Kaiser workers rally along King Street fronting Kaiser Permanente Honolulu Office. 3 feb 2015. photograph Cory Lum/Civil Beat
It’s not the first time Kaiser employees have gone on strike. They also rallied along King Street in front of the Kaiser Permanente office in Honolulu in 2015. Cory Lum/Civil Beat/2015

The Alliance of Health Care Unions represents more than 50,000 workers nationally. Kaiser employees in Southern California, Washington and Oregon also plan to go on strike next week.

In Hawaii, the main disagreements during collective bargaining revolved around pay and staffing, de Venecia said.

He said that Kaiser wants the union to agree to allow future employees to be hired at lower salaries, which would create a two-tiered pay scale among union members.

We cannot accept that at all,” he said. “It’s selling out the future workers.” 

Kaiser employees also asked for 4% raises each year for three years, whereas the company offered 2% annual raises plus 2% annual bonuses.

De Venecia said getting larger raises, not bonuses, is important to keep up with inflation. Consumer prices were up 6.22% in October compared with the previous year, the highest inflation rate since 1990.

A third point of contention involved staffing. De Venecia said health care providers who have been overworked during the pandemic want the company to create a plan to expand hiring.

Workers are overworked, they’re burnt out, some of them have worked for 10 days straight,” he said.

Kaiser spokeswoman Laura Lott said the company wouldn’t make anyone available for interviews while bargaining is ongoing. Instead, she shared a statement from Arlene Peasnall, senior vice president of human resources.
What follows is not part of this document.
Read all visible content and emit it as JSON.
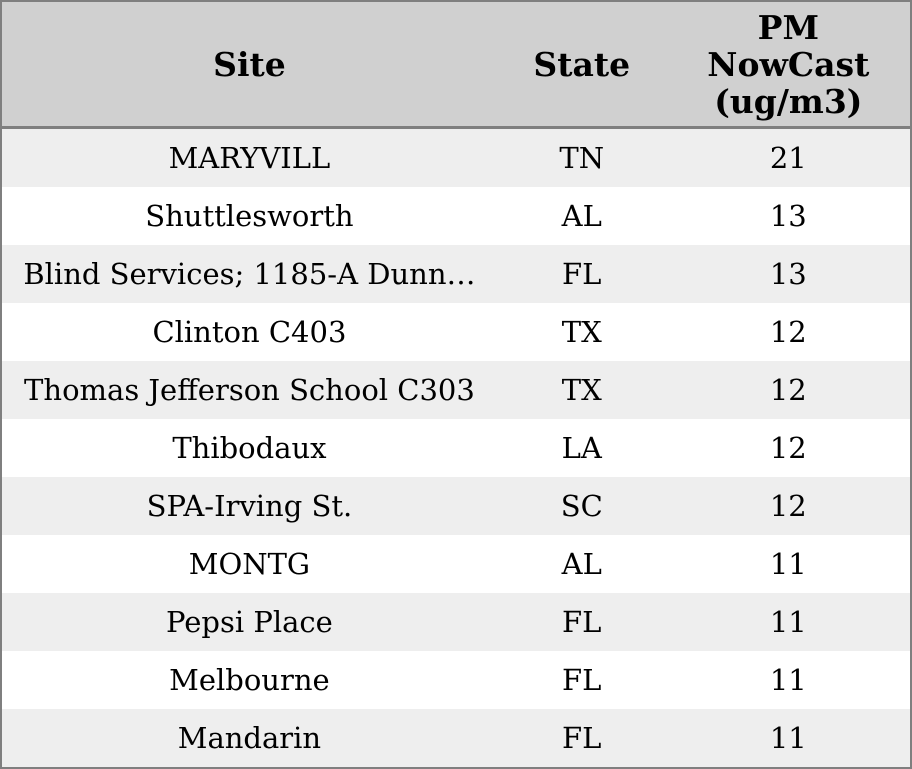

The company said it had analyzed its pay scale and found that its Hawaii workers are paid 19% above market rate.

“Our proposal simply aims to slow the significant over-market growth in compensation while continuing to reward our employees and fulfill our commitment to our members and patients to provide high-quality affordable health care,” Peasnall said in a statement.

Kaiser emphasized it is not cutting benefits for employees.

The union disagreed with the wage analysis that Kaiser conducted, and de Venecia said the multibillion-dollar company can afford the wage increases.

He said Hawaii residents can expect to see picket lines at facilities across multiple islands including Oahu, Maui and Hawaii island.

The Kaiser employees due to strike have a range of jobs, including but not limited to licensed practical nurses, nurse aids, lab technicians, emergency room technicians, housekeepers and maintenance staff.

Hawaii union members don’t include staffers in the mental health, physical therapy and pharmacy departments, de Venecia said.